SEC shuts down Mayweather-backed ICO over fraud charges

Startup Centra Tech is on its death bed after the U.S. Securities and Exchange Commission (SEC) charged its two founders with orchestrating a fraudulent initial coin offering (ICO). Sohrab Sharma and Robert Farkas, the co-founders of Centra Tech, were charged with selling unregistered securities to thousands of investors, raising more than $32 million in the process.

The securities regulator said Sharma and Farkas offered and sold unregistered investments through a “CTR token,” telling would-be investors that the funds raised in the token crowd sale would go towards building “a suite of financial products.” For instance, they claimed to create a Master Card- and Visa-backed debit card, allowing users to instantly convert hard-to-spend cryptocurrencies into U.S. dollars or other available legal tenders. The truth, however, is that the ICO isn’t connected with the payment processing giants.

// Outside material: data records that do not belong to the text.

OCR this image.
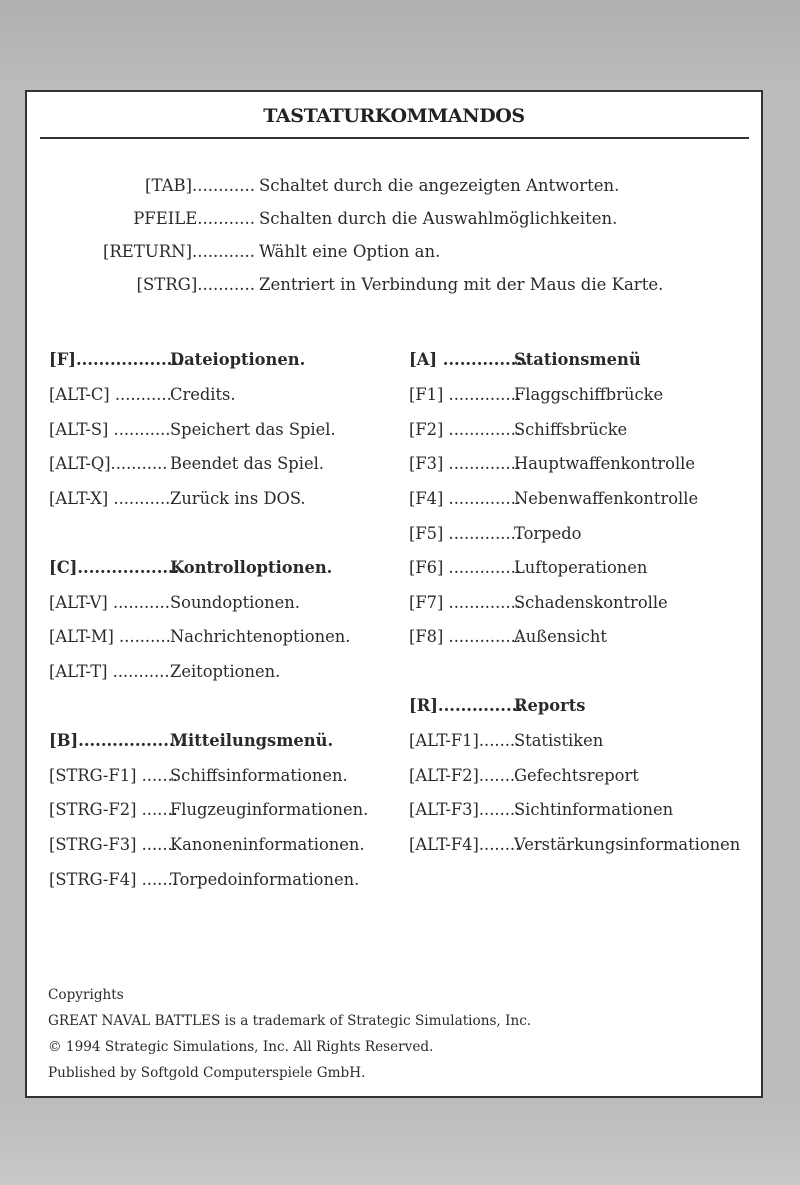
TASTATURKOMMANDOS
[TAB]............ Schaltet durch die angezeigten Antworten.
PFEILE........... Schalten durch die Auswahlmöglichkeiten.
[RETURN]............ Wählt eine Option an.
[STRG]........... Zentriert in Verbindung mit der Maus die Karte.
[F]...................
Dateioptionen.
[ALT-C] ...........
Credits.
[ALT-S] ........... Speichert das Spiel.
[ALT-Q]........... Beendet das Spiel.
[ALT-X] ........... Zurück ins DOS.
[C]...................
Kontrolloptionen.
[ALT-V] ........... Soundoptionen.
[ALT-M] .......... Nachrichtenoptionen.
[ALT-T] ........... Zeitoptionen.
[B]...................
Mitteilungsmenü.
[STRG-F1] .......
Schiffsinformationen.
[STRG-F2] .......
Flugzeuginformationen.
[STRG-F3] .......
Kanoneninformationen.
[STRG-F4] .......
Torpedoinformationen.
[A] ...............
Stationsmenü
[F1] ..............
Flaggschiffbrücke
[F2] ..............
Schiffsbrücke
[F3] ..............
Hauptwaffenkontrolle
[F4] ..............
Nebenwaffenkontrolle
[F5] ..............
Torpedo
[F6] ..............
Luftoperationen
[F7] ..............
Schadenskontrolle
[F8] ..............
Außensicht
[R]...............
Reports
[ALT-F1]........
Statistiken
[ALT-F2]........
Gefechtsreport
[ALT-F3]........
Sichtinformationen
[ALT-F4]........
Verstärkungsinformationen
Copyrights
GREAT NAVAL BATTLES is a trademark of Strategic Simulations, Inc.
© 1994 Strategic Simulations, Inc. All Rights Reserved.
Published by Softgold Computerspiele GmbH.
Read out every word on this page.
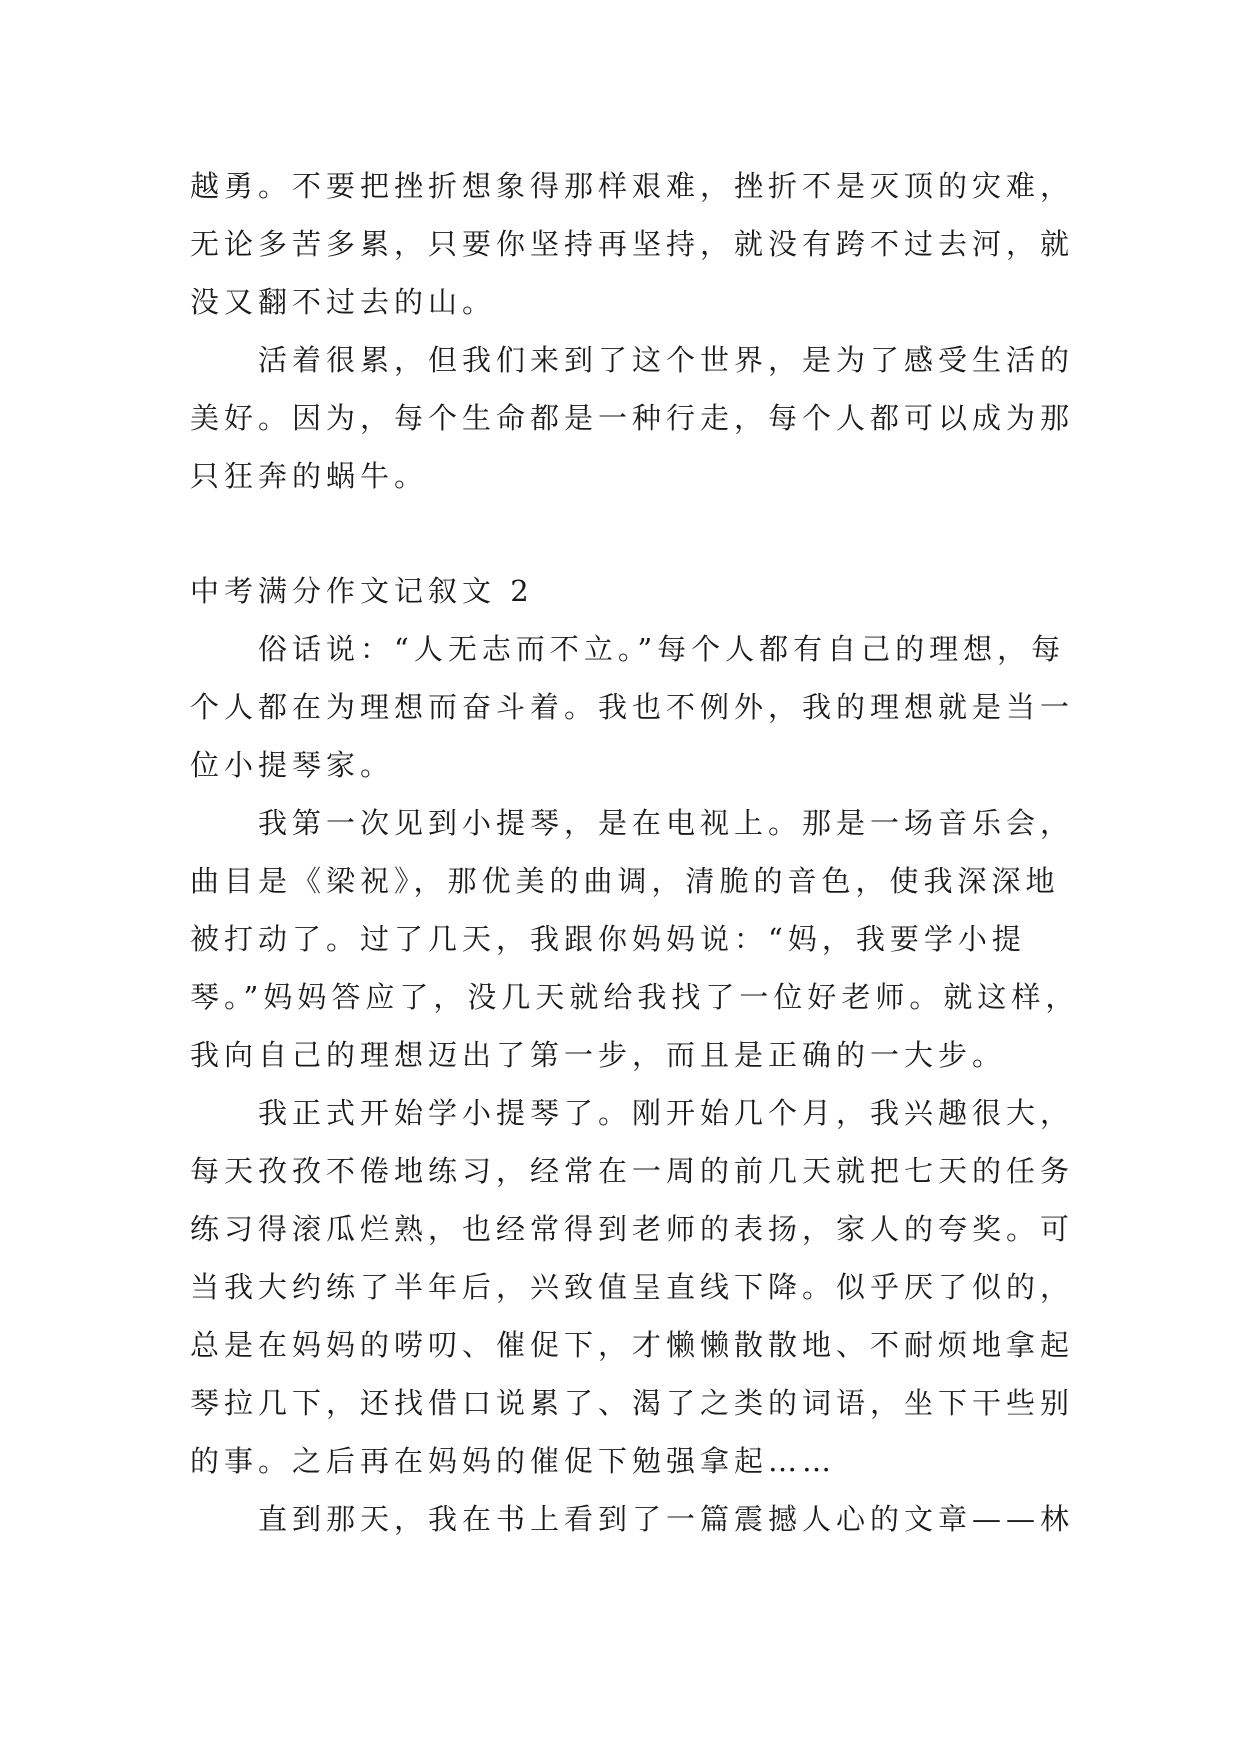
越勇。不要把挫折想象得那样艰难，挫折不是灭顶的灾难，
无论多苦多累，只要你坚持再坚持，就没有跨不过去河，就
没又翻不过去的山。
活着很累，但我们来到了这个世界，是为了感受生活的
美好。因为，每个生命都是一种行走，每个人都可以成为那
只狂奔的蜗牛。
中考满分作文记叙文 2
俗话说：“人无志而不立。”每个人都有自己的理想，每
个人都在为理想而奋斗着。我也不例外，我的理想就是当一
位小提琴家。
我第一次见到小提琴，是在电视上。那是一场音乐会，
曲目是《梁祝》，那优美的曲调，清脆的音色，使我深深地
被打动了。过了几天，我跟你妈妈说：“妈，我要学小提
琴。”妈妈答应了，没几天就给我找了一位好老师。就这样，
我向自己的理想迈出了第一步，而且是正确的一大步。
我正式开始学小提琴了。刚开始几个月，我兴趣很大，
每天孜孜不倦地练习，经常在一周的前几天就把七天的任务
练习得滚瓜烂熟，也经常得到老师的表扬，家人的夸奖。可
当我大约练了半年后，兴致值呈直线下降。似乎厌了似的，
总是在妈妈的唠叨、催促下，才懒懒散散地、不耐烦地拿起
琴拉几下，还找借口说累了、渴了之类的词语，坐下干些别
的事。之后再在妈妈的催促下勉强拿起……
直到那天，我在书上看到了一篇震撼人心的文章——林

To promote the ICO, Centra Tech created fictional executives with very appealing biographies and also posted misleading marketing materials on its website. The ICO depended heavily on celebrities and social media to market their scheme. Boxing champion Floyd Mayweather Jr. was one of the celebrities who were heavily paid to promote the ICO. He also endorsed Centra Tech in September, although his Instagram post has since been removed.

“Endorsements and glossy marketing materials are no substitute for the SEC’s registration and disclosure requirements as well as diligence by investors,” said Steve Peikin, co-director of the SEC’s Division of Enforcement.

According to the SEC, Farkas made a flight reservation to leave the U.S. but was arrested before he could board his flight. Sharma was later arrested by law enforcement officers.

Sharma and Farkas were charged in New York with violating the anti-fraud and registration provisions of the federal securities laws.  The complaint seeks permanent injunctions, return of allegedly ill-gotten gains plus interest and penalties, as well as bars the two from serving as public company officers or directors and from participating in any offering of digital or other securities.